Fortaleza e Real Brasília desistem por dificuldades financeiras e deixam lacuna na Série A1

A Confederação Brasileira de Futebol (CBF) confirmou, nesta quinta-feira (8), a entrada dos clubes Vitória (BA) e Mixto (MS) na Série A1 do Campeonato Brasileiro Feminino 2026, após a desistência de Fortaleza e Real Brasília. As duas equipes herdaram as vagas com base no desempenho recente na Série A2, onde terminaram em 5º e 6º lugar, respectivamente.

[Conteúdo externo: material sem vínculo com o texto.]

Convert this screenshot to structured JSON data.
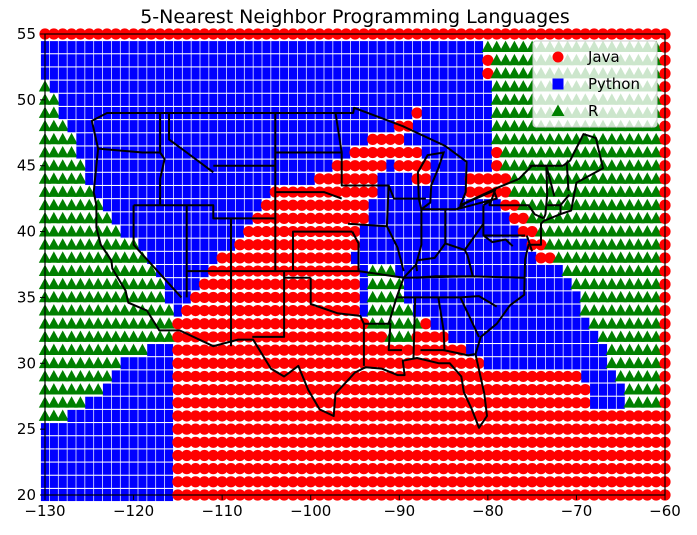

A decisão foi comunicada em nota oficial pela CBF, que destacou os critérios técnicos como determinantes para a substituição. Com isso, Vitória e Mixto disputarão a primeira divisão do futebol feminino brasileiro ainda nesta temporada.

Fortaleza encerra projeto feminino após temporada histórica

A desistência do Fortaleza pegou torcedores e comunidade esportiva de surpresa. O clube anunciou, em 29 de dezembro de 2025, o encerramento das atividades do futebol feminino em todas as categorias, por decisão da Sociedade Anônima do Futebol (SAF). O motivo alegado foi a restrição orçamentária e a incapacidade de manter a modalidade financeiramente.

A medida veio logo após um ano marcante para as Leoas, como são conhecidas. Em 2025, o time feminino conquistou o acesso inédito à Série A1, foi campeão cearense e levantou o troféu da Copa Maria Bonita, competição regional que reuniu nove clubes do Nordeste. Apesar do sucesso das mulheres, o time masculino do Fortaleza acabou rebaixado para a Série B de 2026, agravando o cenário financeiro do clube.

Real Brasília também deixa a elite após perder patrocinador

Já o Real Brasília, representante tradicional do Distrito Federal, oficializou a saída da Série A1 no último dia de 2025, alegando a perda do patrocinador master, o Banco de Brasília. A decisão foi publicada nas redes sociais do clube, encerrando uma trajetória de destaque da equipe no futebol feminino nacional.

Com as desistências, Vitória e Mixto têm agora a missão de representar seus estados e manter vivo o crescimento do futebol feminino no país. A expectativa é de que a nova edição da Série A1 siga promovendo visibilidade, estrutura e valorização da modalidade — ainda que enfrente desafios estruturais e financeiros, como os evidenciados neste início de temporada.